Here is another example, which was referenced near the end of the theorem on the fundamental group of a 1 complex. Let H live in the free group on A B and C, with generators AB, BC, and BAC. G0 consists of three closed paths joined at a base point x. Clearly BAC needs to merge with BC, giving the closed path BC with a loop A at the point opposite to x. This graph is star injective into G, so we're done. If you lift the path A, you do not get back to x, hence A is not in H.
If two distinct edges A leave u1u2, headed to different vertices, then either G1 has two A edges leaving u1, or G2 has two A edges leaving u2. Since G1 and G2 are star injective into G, W is star injective into G.
A path, starting at x, returns to x, iff the corresponding paths in G1 and G2 start and end at their base points.

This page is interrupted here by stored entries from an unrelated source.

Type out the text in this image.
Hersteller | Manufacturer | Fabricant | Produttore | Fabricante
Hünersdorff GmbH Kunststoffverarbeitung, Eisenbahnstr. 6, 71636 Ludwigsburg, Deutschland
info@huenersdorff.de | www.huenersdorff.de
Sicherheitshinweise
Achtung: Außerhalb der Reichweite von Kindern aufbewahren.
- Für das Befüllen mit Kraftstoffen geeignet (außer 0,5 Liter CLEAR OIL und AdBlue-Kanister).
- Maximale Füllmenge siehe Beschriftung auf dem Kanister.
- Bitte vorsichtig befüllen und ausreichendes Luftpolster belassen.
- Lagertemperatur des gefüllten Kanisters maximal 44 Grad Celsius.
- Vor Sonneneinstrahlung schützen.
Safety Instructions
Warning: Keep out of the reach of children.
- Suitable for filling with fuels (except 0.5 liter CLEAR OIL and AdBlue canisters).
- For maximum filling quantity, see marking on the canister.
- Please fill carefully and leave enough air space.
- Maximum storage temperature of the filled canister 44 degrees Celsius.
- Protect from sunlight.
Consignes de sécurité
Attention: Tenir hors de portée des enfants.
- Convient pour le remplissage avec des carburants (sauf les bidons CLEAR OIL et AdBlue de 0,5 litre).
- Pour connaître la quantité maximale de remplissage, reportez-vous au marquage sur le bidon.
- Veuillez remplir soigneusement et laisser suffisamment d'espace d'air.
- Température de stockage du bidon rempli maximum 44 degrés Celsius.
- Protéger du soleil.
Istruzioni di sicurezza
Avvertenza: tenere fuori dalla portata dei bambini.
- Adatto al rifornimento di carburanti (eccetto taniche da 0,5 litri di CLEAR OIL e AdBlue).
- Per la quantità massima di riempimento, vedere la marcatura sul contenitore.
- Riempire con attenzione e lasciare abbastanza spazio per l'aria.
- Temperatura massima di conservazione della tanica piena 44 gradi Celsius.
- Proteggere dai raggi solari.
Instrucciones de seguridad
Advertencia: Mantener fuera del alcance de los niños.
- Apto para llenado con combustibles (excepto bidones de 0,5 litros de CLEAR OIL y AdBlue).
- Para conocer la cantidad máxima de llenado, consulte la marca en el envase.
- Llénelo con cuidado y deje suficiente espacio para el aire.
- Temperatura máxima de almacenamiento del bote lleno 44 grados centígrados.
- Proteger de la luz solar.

The words of W are H1 intersect H2. These can be expressed using a basis, which is finite, since the vertices and edges of W are finite.
Let's try an example. Assume H1 is generated by AB and BA, and H2 is generated by ABA and B. Build the graphs G1 and G2, and note that they are already folded. Each graph has 3 vertices, so W has 9 vertices. Number the vertices of each graph as 1 2 and 3, and denote the vertices of W with 2 digits, as in 13, 22, etc. Now A maps 11 → 22, 13 → 21, 31 → 12, and 33 → 11. B maps 21 → 11, 22 → 13, 11 → 31, and 12 → 33. Note that 23 and 32 are isolated points. That leaves 7 points and 8 edges, which implies two cycles. Start at the root 11, and connecte to 21, 22, 31, and 33. Join 33 to 12, and 22 to 13. This is our spanning tree. The last two edges provide the basis: ABAB and BABA. This result is farily intuitive, but would be difficult to prove without these graphical techniques.